The minister stressed that Canada’s goal is to reach a resolution on tariffs independently of the upcoming 2026 review of the Canada-U.S.-Mexico Agreement (CUSMA). According to LeBlanc, separating tariff talks from the larger CUSMA review is critical in order to avoid prolonging disputes that continue to impact industries in both countries.
“I’m not seeing a dead end in those conversations,” LeBlanc said. He emphasized that Canadian officials remain in regular contact with their U.S. counterparts and that discussions are ongoing, even if progress has been slow.
LeBlanc highlighted the significant economic effects tariffs have already created on both sides of the border. Canadian producers continue to face barriers to exporting goods, while American businesses, especially in manufacturing, are struggling with higher costs for essential Canadian inputs. He pointed out that companies such as Ford Motors rely heavily on Canadian aluminum for vehicle production, particularly for its best-selling F-150 trucks. Quebec alone accounted for 65 percent of U.S. aluminum imports in 2024, based on figures from the Aluminum Association of Canada.
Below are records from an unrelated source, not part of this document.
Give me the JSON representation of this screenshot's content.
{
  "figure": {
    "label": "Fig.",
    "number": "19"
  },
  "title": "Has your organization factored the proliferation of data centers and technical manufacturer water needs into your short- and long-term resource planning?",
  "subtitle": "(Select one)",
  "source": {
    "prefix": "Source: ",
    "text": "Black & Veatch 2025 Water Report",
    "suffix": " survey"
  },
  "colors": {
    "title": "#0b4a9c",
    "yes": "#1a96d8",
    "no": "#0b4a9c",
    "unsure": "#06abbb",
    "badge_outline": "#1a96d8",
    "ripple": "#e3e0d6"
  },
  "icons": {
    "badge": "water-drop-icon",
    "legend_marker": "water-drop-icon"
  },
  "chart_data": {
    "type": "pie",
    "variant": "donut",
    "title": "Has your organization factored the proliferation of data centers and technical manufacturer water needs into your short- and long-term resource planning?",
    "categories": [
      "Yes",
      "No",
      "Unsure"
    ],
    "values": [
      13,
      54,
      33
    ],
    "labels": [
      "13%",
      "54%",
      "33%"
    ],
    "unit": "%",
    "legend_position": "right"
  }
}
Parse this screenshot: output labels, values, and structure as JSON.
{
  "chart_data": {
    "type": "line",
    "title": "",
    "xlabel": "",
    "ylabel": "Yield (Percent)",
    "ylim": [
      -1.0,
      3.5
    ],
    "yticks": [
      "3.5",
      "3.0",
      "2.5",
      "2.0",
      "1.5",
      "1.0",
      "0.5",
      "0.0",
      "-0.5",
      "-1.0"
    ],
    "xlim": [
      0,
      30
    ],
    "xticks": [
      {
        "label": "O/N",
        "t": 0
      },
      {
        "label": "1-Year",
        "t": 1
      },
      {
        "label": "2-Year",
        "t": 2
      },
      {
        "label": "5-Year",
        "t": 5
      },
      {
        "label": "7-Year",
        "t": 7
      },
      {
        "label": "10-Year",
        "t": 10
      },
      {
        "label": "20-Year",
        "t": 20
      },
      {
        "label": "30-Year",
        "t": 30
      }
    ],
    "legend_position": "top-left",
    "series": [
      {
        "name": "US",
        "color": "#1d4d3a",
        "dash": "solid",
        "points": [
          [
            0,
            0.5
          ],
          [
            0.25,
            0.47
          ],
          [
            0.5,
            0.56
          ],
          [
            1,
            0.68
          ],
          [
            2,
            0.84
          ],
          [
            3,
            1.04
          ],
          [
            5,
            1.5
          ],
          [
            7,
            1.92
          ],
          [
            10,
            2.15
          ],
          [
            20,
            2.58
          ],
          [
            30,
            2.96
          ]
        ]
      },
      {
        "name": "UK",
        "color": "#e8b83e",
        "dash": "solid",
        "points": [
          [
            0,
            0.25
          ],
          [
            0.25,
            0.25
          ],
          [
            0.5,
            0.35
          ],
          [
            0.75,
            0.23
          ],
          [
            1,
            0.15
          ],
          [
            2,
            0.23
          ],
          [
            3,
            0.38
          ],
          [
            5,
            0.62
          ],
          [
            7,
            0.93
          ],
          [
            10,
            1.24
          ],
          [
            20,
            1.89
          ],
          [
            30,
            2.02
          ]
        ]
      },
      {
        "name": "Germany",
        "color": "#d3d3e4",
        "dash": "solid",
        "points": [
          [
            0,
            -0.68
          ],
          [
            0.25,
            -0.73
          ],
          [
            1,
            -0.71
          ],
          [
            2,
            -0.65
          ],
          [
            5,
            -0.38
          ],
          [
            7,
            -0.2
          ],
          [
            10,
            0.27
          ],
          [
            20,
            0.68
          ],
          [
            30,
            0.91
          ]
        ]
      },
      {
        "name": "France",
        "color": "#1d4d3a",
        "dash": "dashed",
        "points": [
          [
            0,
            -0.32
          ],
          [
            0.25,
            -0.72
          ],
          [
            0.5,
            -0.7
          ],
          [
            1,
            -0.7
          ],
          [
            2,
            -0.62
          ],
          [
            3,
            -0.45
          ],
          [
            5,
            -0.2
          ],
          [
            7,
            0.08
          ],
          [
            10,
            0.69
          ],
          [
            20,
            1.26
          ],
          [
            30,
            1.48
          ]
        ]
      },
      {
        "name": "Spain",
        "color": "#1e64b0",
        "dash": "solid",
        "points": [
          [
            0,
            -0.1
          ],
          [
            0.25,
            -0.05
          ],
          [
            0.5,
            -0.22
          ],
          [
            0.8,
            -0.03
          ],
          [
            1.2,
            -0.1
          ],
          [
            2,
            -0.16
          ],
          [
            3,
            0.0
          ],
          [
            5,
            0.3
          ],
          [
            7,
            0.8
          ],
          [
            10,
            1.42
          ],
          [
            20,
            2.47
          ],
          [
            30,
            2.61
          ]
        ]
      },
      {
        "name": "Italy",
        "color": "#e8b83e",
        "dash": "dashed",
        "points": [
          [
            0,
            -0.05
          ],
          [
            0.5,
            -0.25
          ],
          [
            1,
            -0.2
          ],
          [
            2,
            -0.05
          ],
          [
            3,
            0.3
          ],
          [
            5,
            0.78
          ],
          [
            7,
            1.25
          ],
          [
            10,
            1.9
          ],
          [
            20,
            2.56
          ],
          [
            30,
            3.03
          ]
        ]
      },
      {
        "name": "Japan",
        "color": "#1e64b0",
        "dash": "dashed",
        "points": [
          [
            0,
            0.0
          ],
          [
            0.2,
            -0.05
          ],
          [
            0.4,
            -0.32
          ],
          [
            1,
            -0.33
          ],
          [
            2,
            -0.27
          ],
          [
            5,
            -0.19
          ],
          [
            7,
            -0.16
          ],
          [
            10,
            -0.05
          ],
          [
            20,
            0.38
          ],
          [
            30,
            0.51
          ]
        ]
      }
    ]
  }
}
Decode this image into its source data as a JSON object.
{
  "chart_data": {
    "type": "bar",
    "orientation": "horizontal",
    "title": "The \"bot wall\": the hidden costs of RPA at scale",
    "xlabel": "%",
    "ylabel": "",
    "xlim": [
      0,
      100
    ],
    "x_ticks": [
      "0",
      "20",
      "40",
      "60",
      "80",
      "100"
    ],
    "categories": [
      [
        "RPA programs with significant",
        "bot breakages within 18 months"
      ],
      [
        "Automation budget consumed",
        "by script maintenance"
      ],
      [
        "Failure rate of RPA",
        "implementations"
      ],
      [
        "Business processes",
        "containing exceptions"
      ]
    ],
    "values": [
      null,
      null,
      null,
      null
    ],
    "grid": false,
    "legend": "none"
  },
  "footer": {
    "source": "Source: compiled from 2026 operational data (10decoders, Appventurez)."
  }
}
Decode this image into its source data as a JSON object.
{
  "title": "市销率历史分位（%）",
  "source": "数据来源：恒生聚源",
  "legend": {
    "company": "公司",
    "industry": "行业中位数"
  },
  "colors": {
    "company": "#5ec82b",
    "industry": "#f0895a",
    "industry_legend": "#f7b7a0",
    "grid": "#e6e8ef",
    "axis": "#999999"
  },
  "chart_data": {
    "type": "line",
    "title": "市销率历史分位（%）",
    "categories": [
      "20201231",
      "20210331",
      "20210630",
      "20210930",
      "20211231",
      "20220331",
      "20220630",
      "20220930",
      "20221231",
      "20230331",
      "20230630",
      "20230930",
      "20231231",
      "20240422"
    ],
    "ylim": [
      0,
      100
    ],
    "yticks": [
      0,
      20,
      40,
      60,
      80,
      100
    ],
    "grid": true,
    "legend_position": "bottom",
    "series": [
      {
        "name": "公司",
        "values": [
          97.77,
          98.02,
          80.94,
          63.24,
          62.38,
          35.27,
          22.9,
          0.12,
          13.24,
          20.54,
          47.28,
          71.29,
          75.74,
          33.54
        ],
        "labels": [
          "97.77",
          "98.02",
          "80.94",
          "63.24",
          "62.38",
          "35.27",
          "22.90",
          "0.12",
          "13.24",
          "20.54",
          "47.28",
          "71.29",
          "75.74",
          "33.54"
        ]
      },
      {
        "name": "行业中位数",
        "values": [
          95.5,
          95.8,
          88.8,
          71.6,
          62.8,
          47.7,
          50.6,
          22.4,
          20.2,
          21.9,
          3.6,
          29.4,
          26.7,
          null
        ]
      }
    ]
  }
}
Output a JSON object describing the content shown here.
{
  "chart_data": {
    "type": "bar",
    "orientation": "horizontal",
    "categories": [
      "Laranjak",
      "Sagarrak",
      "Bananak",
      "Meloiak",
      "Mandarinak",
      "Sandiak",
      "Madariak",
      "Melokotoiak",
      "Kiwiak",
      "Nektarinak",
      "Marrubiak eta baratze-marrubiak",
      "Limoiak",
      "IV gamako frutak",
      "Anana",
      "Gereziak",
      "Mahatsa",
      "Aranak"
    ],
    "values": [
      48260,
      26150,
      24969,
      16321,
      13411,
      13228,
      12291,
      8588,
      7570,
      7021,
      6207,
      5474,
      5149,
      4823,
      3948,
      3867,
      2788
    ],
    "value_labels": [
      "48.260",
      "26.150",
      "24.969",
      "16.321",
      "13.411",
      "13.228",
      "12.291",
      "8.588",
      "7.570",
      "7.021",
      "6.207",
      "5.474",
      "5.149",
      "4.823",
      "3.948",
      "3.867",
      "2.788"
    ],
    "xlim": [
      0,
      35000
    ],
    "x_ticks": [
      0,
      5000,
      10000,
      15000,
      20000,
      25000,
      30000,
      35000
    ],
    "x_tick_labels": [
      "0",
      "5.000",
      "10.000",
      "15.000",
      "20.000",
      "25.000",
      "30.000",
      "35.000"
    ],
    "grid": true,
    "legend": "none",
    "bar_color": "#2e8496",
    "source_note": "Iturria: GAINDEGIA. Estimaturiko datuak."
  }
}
While several U.S. trade partners, including the European Union and the United Kingdom, have accepted across-the-board tariffs as part of their agreements with Washington, LeBlanc insisted that Canada will not follow this path. “Any deal with a baseline tariff would not be acceptable,” he said, noting that Canada remains committed to achieving an arrangement that is fair, balanced, and less burdensome for industries in both countries.
The U.S. administration has recently expanded Section 232 tariffs, adding levies on Canadian steel, aluminum, lumber, cabinets, furniture, and other wood products. These new measures compound existing countervailing and anti-dumping duties, which have already heightened financial pressure on both producers and importers. The lumber sector in particular has been hit hard, with added tariffs making Canadian timber less competitive in U.S. markets.
Despite these setbacks, LeBlanc expressed cautious optimism. He argued that domestic pressure within the United States from senators, governors, business leaders and labor unions may help create opportunities for constructive outcomes. “The vast majority of these issues are resolvable or can be significantly improved,” he said, while acknowledging that the road to a final agreement may still be difficult.
Agricultural trade also remains a sensitive point. LeBlanc reaffirmed Canada’s commitment to its system of supply management, particularly in the dairy sector, even as U.S. officials have called for expanded access to Canadian markets. Reports have suggested that Canada may be exploring changes in quota allocation to allow more U.S. dairy into its market, but LeBlanc dismissed suggestions that the system itself would be up for negotiation.
Looking at the broader trade relationship, LeBlanc underscored that CUSMA continues to provide Canada with significant tariff-free access to the U.S. market, which he described as a “massive advantage” for Canadian exporters. Still, he cautioned that while CUSMA is valuable, restoring free trade without punitive tariffs remains the ultimate goal.
U.S. officials, for their part, have expressed frustration at what they perceive as Canada’s lack of flexibility in removing trade barriers. A White House source said recently that little progress has been made in tariff negotiations, adding that Canada’s approach has slowed discussions.
Even so, Canadian officials note that Canada remains one of the largest sources of foreign investment in the U.S., and the government plans to highlight this strong economic relationship in the coming weeks. LeBlanc suggested that telling Canada’s “good story” about cross-border investment could help strengthen the case for easing trade tensions.
Meanwhile, opposition politicians in Canada have criticized the government’s performance on trade talks, arguing that missed deadlines and the lack of a firm agreement signal weak progress. Conservative Leader Pierre Poilievre, in particular, has accused Prime Minister Mark Carney’s government of falling short of its commitments, saying Canadians have yet to see results from promises to negotiate wins with Washington.
Despite the political criticism, LeBlanc maintained that the dialogue with the U.S. remains constructive. While not yet conclusive, he described the ongoing conversations as “encouraging” and reiterated his optimism that a fair resolution can be achieved.